Montreal budget: eco-taxation seduces, the STM hole worries
“This budget goes in the direction of sustainable urban development “, underlines Christian Savard, general manager of the organization Vivre en ville. He thus applauds certain measures of the City, described as “surprises”, including the introduction of two eco-fiscal measures, the taxation of parking lots and water for non-residential buildings.
The same goes for Équiterre, whose director of government relations Marc-André Viau also approves of “a slightly more marked return to eco-taxation”, specifying that “we are extending it to the entire city of Montreal”. According to him, “this shows that the City is tackling environmental issues”.

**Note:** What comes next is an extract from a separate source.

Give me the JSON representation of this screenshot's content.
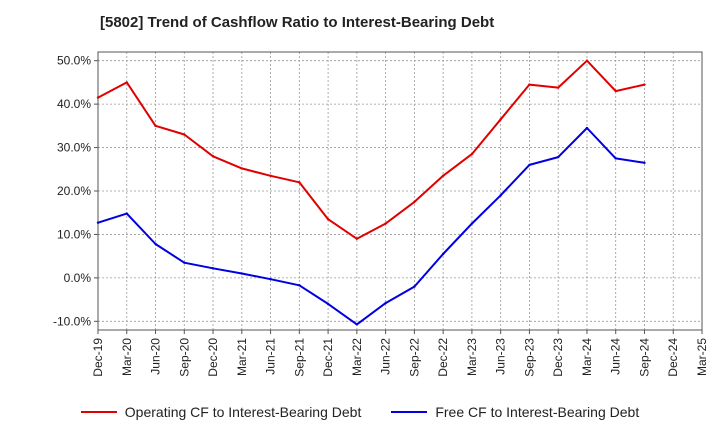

Mr. Viau nevertheless qualifies his satisfaction, emphasizing that “we are not in the revolution; we are more catching up”.
Is sustainable mobility advancing?
On the other hand, the feelings of the two organizations are more mixed when we talk to them about mobility. For Vivre en ville, if the free offer offered to seniors is interesting, “we throw a little shadow on it” with the planned reduction in services offered by the Société de transport de Montréal (STM). This gives Christian Savard the impression that “we are undressing Pierre to dress Paul”.
Équiterre has the same concerns. On the one hand, the organization congratulates the City for the significant investments, which reach more than $400 million over the next decade, in the development of the bicycle network, its maintenance and the deployment of self-service bicycles. Marc-André Viau, however, says he is very concerned about the drop in service from the STM.
“It is not an overall improvement in sustainable mobility” if the City invests in active mobility, but reduces the amounts allocated to public transit, he says. “The potential drop in service would have a major impact on mobility. Reducing the service will reduce the number of users and increase the use of the automobile and, therefore, the traffic,” laments Mr. Viau.